The Fairy (La Fée)CultureCinemaMovie reviews
“Les fées n’existent pas” (fairies do not exist) – or do they?
This celestial screenplay follows the story of Dom (Dominique Abel), a humble hotel clerk content in his modest existence, who is happened upon by fairy Fiona (Fiona Gordon) and offered three wishes.
Set in the unpretentious surroundings of Le Havre, the second biggest port in France, The Fairy tells its magical story through comic and at times rather ludicrous sequences.
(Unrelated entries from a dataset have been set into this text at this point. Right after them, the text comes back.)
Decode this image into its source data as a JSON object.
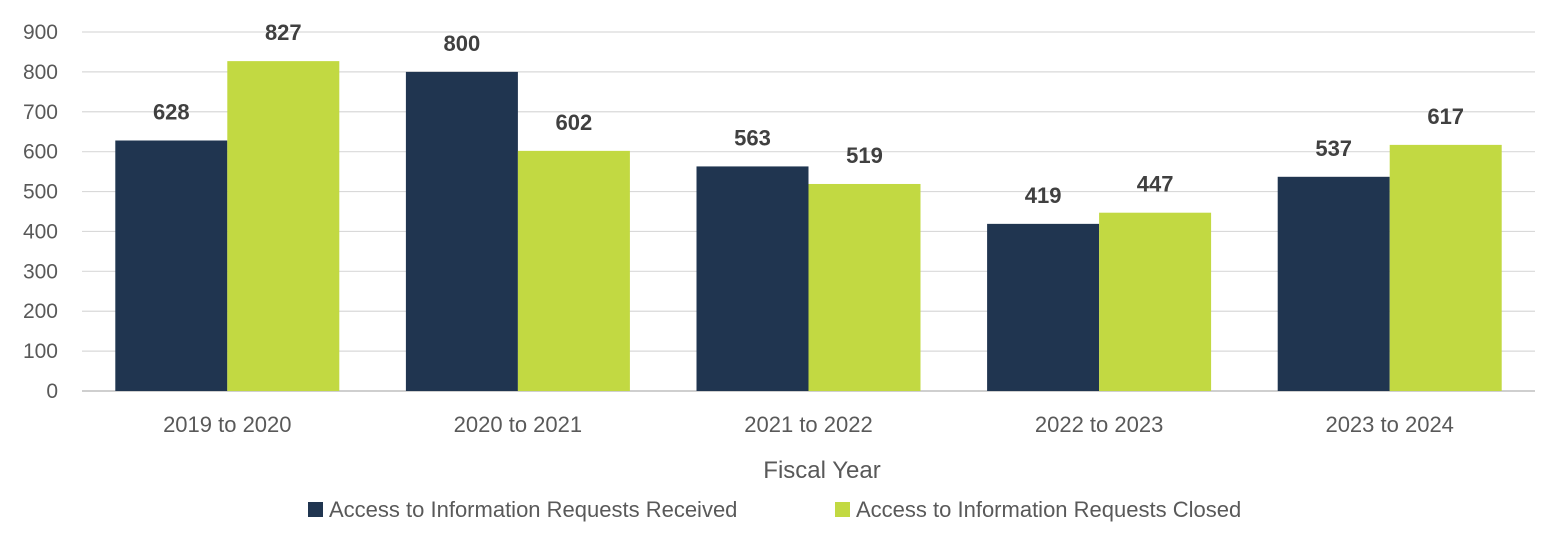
{
  "chart_data": {
    "type": "bar",
    "categories": [
      "2019 to 2020",
      "2020 to 2021",
      "2021 to 2022",
      "2022 to 2023",
      "2023 to 2024"
    ],
    "series": [
      {
        "name": "Access to Information Requests Received",
        "values": [
          628,
          800,
          563,
          419,
          537
        ],
        "color": "#203550"
      },
      {
        "name": "Access to Information Requests Closed",
        "values": [
          827,
          602,
          519,
          447,
          617
        ],
        "color": "#c2d942"
      }
    ],
    "xlabel": "Fiscal Year",
    "ylabel": "",
    "ylim": [
      0,
      900
    ],
    "yticks": [
      0,
      100,
      200,
      300,
      400,
      500,
      600,
      700,
      800,
      900
    ],
    "grid": true,
    "gridColor": "#d9d9d9",
    "legend": "bottom",
    "dataLabels": true
  }
}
Like two French beans from the same pod, Dom and Fiona achieve a unique allure a million miles away from Hollywood blockbusters. Their sinewy limbs and knobbly knees make for such fascinating viewing; something that was made the most of with passionate dance routines, and humorous medleys akin to something you may find at a circus.
The storyline follows Fiona, the self-confessed fairy, and Dom as they fall in love – much to the aversion of the police and Fiona’s nurse at a mental health hospital.
Being consistently pursued makes for more comic opportunity; something that in this film there is an abundance of.
This film must be taken light-heartedly. It was not written with an ounce of sincerity, and therefore one can forgive the few unrealistic elements; such as underwater dancing, consummation in a clam, and finally an instantaneous pregnancy in which Fiona literally “blows up” to the size of a full-term pregnancy in a matter of seconds.
French art-house cinema is feel-good and fancy-free. The actors stand as plain canvas, allowing their bodily movements and dialogues to really take the attention.
There will definitely be a divide in the reaction from audiences when watching The Fairy because when a film exaggerates humour to the point of absurdity, it will leave some people behind. On the whole, this film demonstrates the wonderful uniqueness of French cinema; much like Amélie did back in 2001.
All in all, The Fairy is a seraphic success.